By using a heat-pump system, the equipment would be above ground – providing system resiliency and easy access, according to Town Administrator Bryan Smith. 

“We believe this $125,000 would be adequate to do that work and the system would operate better than what we had and at least as efficient as the geothermal was designed to be when the building was built,” said Selectboard Chair, Jacob Smith.

“The reason we were able to come up with the funds for the system was that we chose one methodology which was to replace the geothermal with the heat-pump system,” said Selectman Scott Bastarache. “As you heard us discuss earlier we haven’t figured out which heat pumps, how many handlers, how many condensers – we’re still looking at which one we should get, what brands – we’re still figuring that out.”

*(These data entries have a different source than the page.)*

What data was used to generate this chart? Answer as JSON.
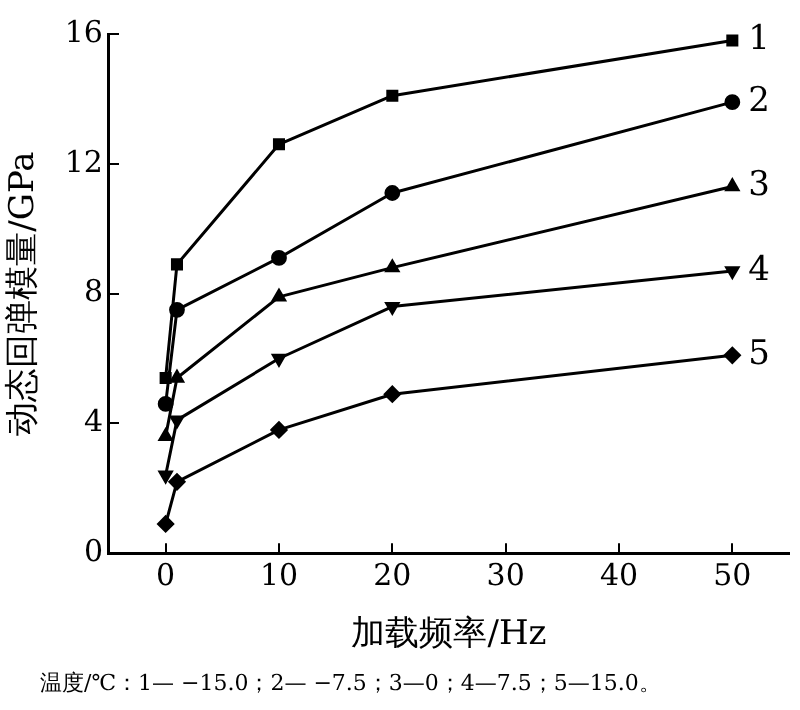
{
  "chart_data": {
    "type": "line",
    "xlabel": "加载频率/Hz",
    "ylabel": "动态回弹模量/GPa",
    "xlim": [
      -5,
      55
    ],
    "xticks": [
      0,
      10,
      20,
      30,
      40,
      50
    ],
    "ylim": [
      0,
      16
    ],
    "yticks": [
      0,
      4,
      8,
      12,
      16
    ],
    "grid": false,
    "legend": false,
    "line_style": "solid",
    "series": [
      {
        "name": "1",
        "color": "#000000",
        "marker": "square",
        "x": [
          0,
          1,
          10,
          20,
          50
        ],
        "values": [
          5.4,
          8.9,
          12.6,
          14.1,
          15.8
        ]
      },
      {
        "name": "2",
        "color": "#000000",
        "marker": "circle",
        "x": [
          0,
          1,
          10,
          20,
          50
        ],
        "values": [
          4.6,
          7.5,
          9.1,
          11.1,
          13.9
        ]
      },
      {
        "name": "3",
        "color": "#000000",
        "marker": "triangle",
        "x": [
          0,
          1,
          10,
          20,
          50
        ],
        "values": [
          3.6,
          5.4,
          7.9,
          8.8,
          11.3
        ]
      },
      {
        "name": "4",
        "color": "#000000",
        "marker": "triangle-down",
        "x": [
          0,
          1,
          10,
          20,
          50
        ],
        "values": [
          2.4,
          4.1,
          6.0,
          7.6,
          8.7
        ]
      },
      {
        "name": "5",
        "color": "#000000",
        "marker": "diamond",
        "x": [
          0,
          1,
          10,
          20,
          50
        ],
        "values": [
          0.9,
          2.2,
          3.8,
          4.9,
          6.1
        ]
      }
    ],
    "annotations": [
      "温度/℃：1— −15.0；2— −7.5；3—0；4—7.5；5—15.0。"
    ]
  }
}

Resident Theresa Kolodziej asked the board how those involved could make such as mistake with the heating system.

“When this center was opened it was touted as a modern very efficient green building,” Kolodziej said. “How could the committee and the Selectboard and the people involved make such a giant mistake that in less than 10 years you have to replace the entire heating system at a cost of $125,000? How did this happen?” 

Bastarache said the construction phase is one of the largest mitigating factors in why the system failed, despite the fact he wasn’t on the board 10 years ago. He added that the role of the Selectboard is to solve problems when they are identified.

Selectman William Bembury said when experts were brought in to look at the system, they said about 50 percent of the open-loop geothermal systems built failed to operate at the designed efficiency.

Town Administrator Bryan Smith said there are two ways to procure the new system.

“If the project is less than $100,000 and the estimates are right at that point, the state has allowed the utility company, with is National Grid, to identify the contractor that will allow the town to go through an expedited procurement. It will shorten that window by weeks – it’s about four to six weeks,” Smith said. “If it’s over $100,000 and we have to go out to full procurement, you’re talking about anywhere from eight to 12 weeks.”

The town is also pursuing grant and utility rebates available for the project.

“Many of them are reimbursable funding sources which means the town would have to fund the work in advance and apply for reimbursement,” according to the warrant article.

The voters approved the article by a majority.